The whole sacrificial system established by God in the Old Testament set the stage for the coming of Jesus Christ, who is the perfect sacrifice God would provide as an atonement for the sins of His people.  Hence, one of the titles used for Jesus is the Lamb of God.  

The institution of the Passover Feast in Jewish tradition is recorded in Exodus chapter 12.  This story outlines what was required to be done in an attempt to be restored to God.  Following the instructions given to them, the Jewish people were delivered from their Egyptian captives.  The illustration here includes the reference to people being held captive to sin and requiring rescue to live in freedom and a restored relationship with God.

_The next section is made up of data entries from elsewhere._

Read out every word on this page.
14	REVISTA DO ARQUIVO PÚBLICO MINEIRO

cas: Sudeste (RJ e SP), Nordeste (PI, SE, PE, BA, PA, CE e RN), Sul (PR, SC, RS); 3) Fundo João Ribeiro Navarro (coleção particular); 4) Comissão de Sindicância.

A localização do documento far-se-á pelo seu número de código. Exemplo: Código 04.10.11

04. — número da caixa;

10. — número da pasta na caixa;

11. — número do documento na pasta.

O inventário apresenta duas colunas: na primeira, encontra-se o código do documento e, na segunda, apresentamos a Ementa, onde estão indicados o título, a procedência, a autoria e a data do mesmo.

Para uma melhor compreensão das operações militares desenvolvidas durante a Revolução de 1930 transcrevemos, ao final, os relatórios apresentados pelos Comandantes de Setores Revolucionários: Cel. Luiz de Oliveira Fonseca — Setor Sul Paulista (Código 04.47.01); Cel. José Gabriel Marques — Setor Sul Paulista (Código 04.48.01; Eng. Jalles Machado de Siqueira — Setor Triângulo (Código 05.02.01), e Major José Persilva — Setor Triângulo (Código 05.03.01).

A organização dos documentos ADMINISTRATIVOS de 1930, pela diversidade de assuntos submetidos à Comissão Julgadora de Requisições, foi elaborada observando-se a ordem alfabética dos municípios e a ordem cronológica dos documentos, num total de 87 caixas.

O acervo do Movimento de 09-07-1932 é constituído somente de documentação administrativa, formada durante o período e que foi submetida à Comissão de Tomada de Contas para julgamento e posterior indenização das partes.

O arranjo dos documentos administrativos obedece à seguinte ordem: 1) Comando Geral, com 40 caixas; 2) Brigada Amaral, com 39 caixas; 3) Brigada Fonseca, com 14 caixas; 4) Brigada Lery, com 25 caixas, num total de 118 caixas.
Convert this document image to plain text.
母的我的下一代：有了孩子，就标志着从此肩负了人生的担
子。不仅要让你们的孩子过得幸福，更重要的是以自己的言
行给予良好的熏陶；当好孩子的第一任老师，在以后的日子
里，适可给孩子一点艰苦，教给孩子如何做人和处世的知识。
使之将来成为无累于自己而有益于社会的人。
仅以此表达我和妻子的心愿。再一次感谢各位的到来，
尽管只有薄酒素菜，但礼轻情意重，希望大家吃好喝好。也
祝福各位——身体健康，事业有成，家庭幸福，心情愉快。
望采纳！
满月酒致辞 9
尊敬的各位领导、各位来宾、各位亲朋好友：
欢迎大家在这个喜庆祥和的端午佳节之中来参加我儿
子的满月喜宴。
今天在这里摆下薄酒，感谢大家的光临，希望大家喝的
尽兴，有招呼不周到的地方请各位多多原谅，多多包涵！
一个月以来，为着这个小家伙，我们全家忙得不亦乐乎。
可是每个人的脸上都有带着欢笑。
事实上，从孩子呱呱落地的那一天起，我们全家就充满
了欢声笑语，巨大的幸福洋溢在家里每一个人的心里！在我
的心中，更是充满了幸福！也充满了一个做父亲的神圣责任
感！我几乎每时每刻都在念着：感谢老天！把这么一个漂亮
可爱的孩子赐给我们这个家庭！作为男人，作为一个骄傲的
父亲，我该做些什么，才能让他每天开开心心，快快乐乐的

Isaiah chapter 53 contains the prophetic message about the Suffering Servant, Jesus being the Lamb that was to be sacrificed (verse 7).  This illustration of a scarified lamb for the restitution of sins would have resonated with the Jewish people of the day.

After the birth of Jesus, in the New Testament, John the Baptist announces Jesus arrival with this remarkable claim.  Recorded in John chapter 1 verse 29, on seeing Jesus walking towards him, John declares “Behold! The Lamb of God who takes away the sins of the world.”  Again, the following day (verse 36), John makes this same declaration of who Jesus is, and what His purpose was. 

The Apostle Paul refers to Jesus as the Passover Lamb in the past tense (1 Corinthians chapter 5 verse 7).  Since the death and resurrection of Jesus Christ had taken place, the Apostle Paul was attempting to educate his community that they no longer needed to live according to past rituals.  Religious requirements of sacrificing a lamb for the restoration of mankind’s relationship with God was no longer required.  For the sin that had entered the world through one man had been dealt with through one man (Romans chapter 5 verse 12).

Peter calls Jesus the “precious lamb who was without blemish and without spot.” (1 Peter chapter 1 verse 19).  Being without blemish or spot describes the purity, as white as snow.

The Book of Revelation contains 28 references to Jesus as the Lamb that had been slain.  

Further study would provide you with many more references to support my claim, that Mary, the mother of Jesus did in fact have a lamb.  Jesus mission on earth fulfils the prophecies and declarations that He was the Lamb, the lamb to be sacrificed for the restoration of mankind’s relationship with God.  Not just for the Jewish nation, but for all peoples throughout all history.

Everywhere that Mary went, the Lamb was sure to go.  Everywhere that you go, Jesus desires to go with you, living in a restored relationship.  

This Christmas as you reflect on the year past, and celebrate family and friends, give and receive gifts, remember this – the greatest gift ever given was this Lamb.  That little Lamb of God, grew into a man whose life’s purpose was fulfilled when His life was sacrificed, so you can have a restored relationship with God.

May you have a Blessed Christmas and that 2022 would be a year of thriving, not just surviving!